7d. Final summary block to the human
Print a single markdown block:
## /implement complete — {NNN-slug}: {Title}
**Branch:** `{current branch — `implementing/from-scratch` by default}` ({N} commits ahead of `main`).
**Archetype:** {logic | glue/bootstrap | docs}. {Tester ran | Tester skipped — verified via SWE AC walk + orchestrator spot-check | Tester HARD-OFF — verified via `ls` + `wc -l`}.
**Files changed** ({N}): `path/to/a.py`, `path/to/b.py`, …
**E2E command:** `make {target}` — passed (per SWE excerpt).
**Format/lint:** `make format-fix && make lint-fix` — passed.
**Acceptance criteria:**
- [x] AC1 — evidence: `…`
- [x] AC2 — evidence: `…`
- …
**Ticket moved to:** `implement_yourself/tasks/done/{NNN-slug}.groomed.md`.
**Commit:** `{shortsha} {commit subject}`.
**Working tree is clean.** Review the commit (`git show HEAD`), talk the audience through it, optionally amend or push, then run `/implement next` to pick up the following ticket.
End the session. Do not invoke /implement recursively. Do not pick the next ticket. Do not push — pushing is the human's call.
Notes
- No retry caps on lint/format. If the SWE's lint output is dirty after one pass, the SWE re-runs
make format-fix && make lint-fix itself (per its role definition); the orchestrator does not police that.
- No PM grooming, no PR Reviewer, no On-Call. Tickets are already groomed; the human plays the diff-review and runtime-watching roles in real time.
- Dependencies are advisory. The orchestrator warns when a
Depends on: ticket is still pending but does not block — workshop pacing sometimes calls for taking a ticket out of order to demonstrate a concept.
tasks/done/ is sacred. The orchestrator is the only writer. The SWE and Tester agents are forbidden from touching tasks/done/. The file's .groomed.md suffix is preserved on move — membership in done/ is the only "done" signal we maintain.
- The skill is tied to
implement_yourself/. All paths are rooted there. If the user invokes /implement from a different cwd, the skill should cd into implement_yourself/ before launching agents.

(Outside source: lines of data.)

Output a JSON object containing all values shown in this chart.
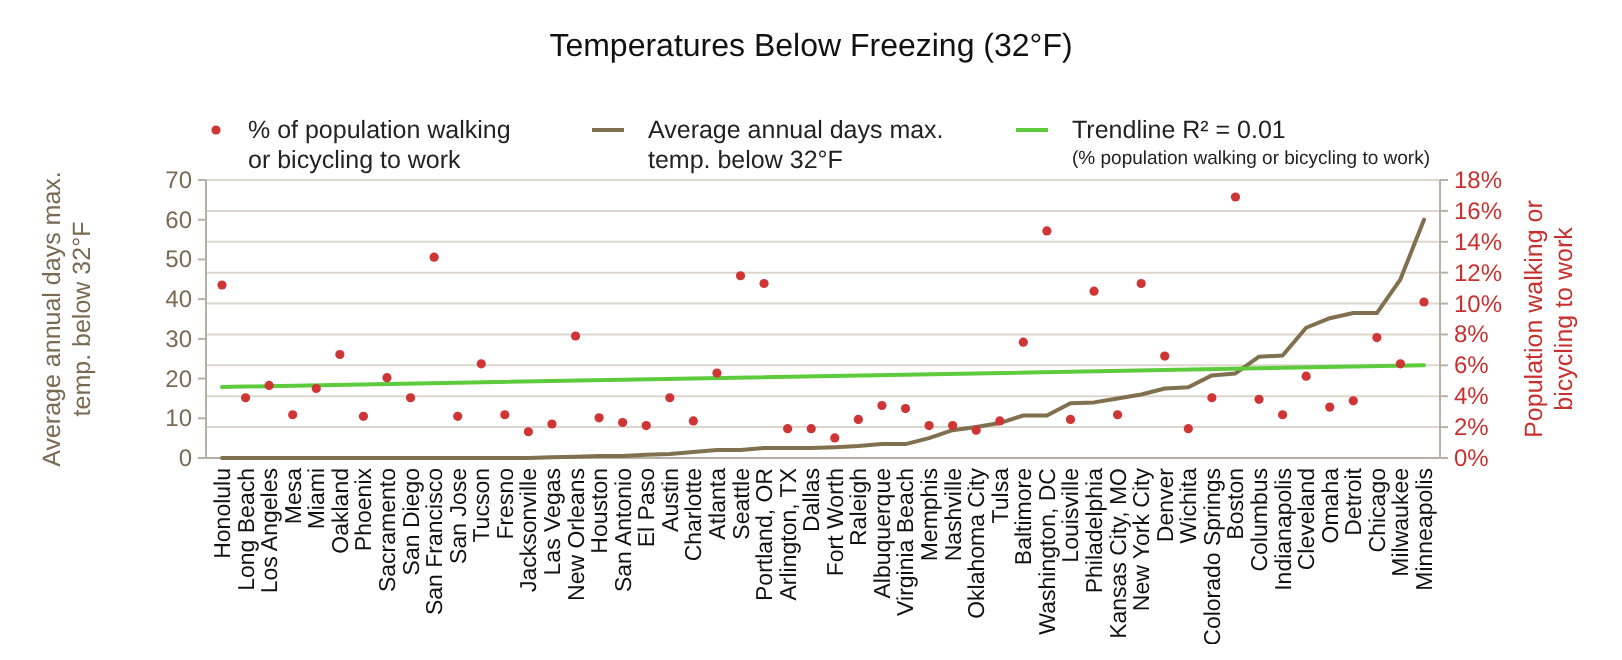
{
  "chart_data": {
    "type": "line",
    "title": "Temperatures Below Freezing (32°F)",
    "ylabel": "Average annual days max. temp. below 32°F",
    "y2label": "Population walking or bicycling to work",
    "categories": [
      "Honolulu",
      "Long Beach",
      "Los Angeles",
      "Mesa",
      "Miami",
      "Oakland",
      "Phoenix",
      "Sacramento",
      "San Diego",
      "San Francisco",
      "San Jose",
      "Tucson",
      "Fresno",
      "Jacksonville",
      "Las Vegas",
      "New Orleans",
      "Houston",
      "San Antonio",
      "El Paso",
      "Austin",
      "Charlotte",
      "Atlanta",
      "Seattle",
      "Portland, OR",
      "Arlington, TX",
      "Dallas",
      "Fort Worth",
      "Raleigh",
      "Albuquerque",
      "Virginia Beach",
      "Memphis",
      "Nashville",
      "Oklahoma City",
      "Tulsa",
      "Baltimore",
      "Washington, DC",
      "Louisville",
      "Philadelphia",
      "Kansas City, MO",
      "New York City",
      "Denver",
      "Wichita",
      "Colorado Springs",
      "Boston",
      "Columbus",
      "Indianapolis",
      "Cleveland",
      "Omaha",
      "Detroit",
      "Chicago",
      "Milwaukee",
      "Minneapolis"
    ],
    "series": [
      {
        "name": "% of population walking or bicycling to work",
        "type": "scatter",
        "axis": "y2",
        "marker": "circle",
        "color": "#d03535",
        "values": [
          11.2,
          3.9,
          4.7,
          2.8,
          4.5,
          6.7,
          2.7,
          5.2,
          3.9,
          13.0,
          2.7,
          6.1,
          2.8,
          1.7,
          2.2,
          7.9,
          2.6,
          2.3,
          2.1,
          3.9,
          2.4,
          5.5,
          11.8,
          11.3,
          1.9,
          1.9,
          1.3,
          2.5,
          3.4,
          3.2,
          2.1,
          2.1,
          1.8,
          2.4,
          7.5,
          14.7,
          2.5,
          10.8,
          2.8,
          11.3,
          6.6,
          1.9,
          3.9,
          16.9,
          3.8,
          2.8,
          5.3,
          3.3,
          3.7,
          7.8,
          6.1,
          10.1
        ]
      },
      {
        "name": "Average annual days max. temp. below 32°F",
        "color": "#80704f",
        "values": [
          0,
          0,
          0,
          0,
          0,
          0,
          0,
          0,
          0,
          0,
          0,
          0,
          0,
          0,
          0.2,
          0.3,
          0.5,
          0.5,
          0.8,
          1,
          1.5,
          2,
          2,
          2.5,
          2.5,
          2.5,
          2.7,
          3,
          3.5,
          3.5,
          5,
          7,
          7.8,
          8.8,
          10.7,
          10.7,
          13.8,
          14,
          15,
          16,
          17.5,
          17.8,
          20.8,
          21.3,
          25.5,
          25.8,
          32.8,
          35.2,
          36.5,
          36.5,
          45,
          60
        ]
      },
      {
        "name": "Trendline R² = 0.01",
        "type": "line",
        "axis": "y2",
        "color": "#5ccc3c",
        "x": [
          "Honolulu",
          "Minneapolis"
        ],
        "values": [
          4.6,
          6.0
        ]
      }
    ],
    "annotations": [
      "(% population walking or bicycling to work)"
    ],
    "ylim": [
      0,
      70
    ],
    "yticks": [
      0,
      10,
      20,
      30,
      40,
      50,
      60,
      70
    ],
    "y2lim": [
      0,
      18
    ],
    "y2ticks": [
      {
        "value": 0,
        "label": "0%"
      },
      {
        "value": 2,
        "label": "2%"
      },
      {
        "value": 4,
        "label": "4%"
      },
      {
        "value": 6,
        "label": "6%"
      },
      {
        "value": 8,
        "label": "8%"
      },
      {
        "value": 10,
        "label": "10%"
      },
      {
        "value": 12,
        "label": "12%"
      },
      {
        "value": 14,
        "label": "14%"
      },
      {
        "value": 16,
        "label": "16%"
      },
      {
        "value": 18,
        "label": "18%"
      }
    ],
    "grid": "y",
    "legend": "top",
    "line_style": "solid"
  }
}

- Branch + commit are the orchestrator's job. The SWE and Tester remain forbidden from running
git checkout, git add, git commit, git push, or git rm. The orchestrator owns both endpoints of the git lifecycle for a ticket.
- No push, no PR.
/implement stops at the local commit. Pushing the branch and opening a PR (if desired) is the human's manual step. This matches the workshop's "pause-per-task, narrate, then move on" cadence.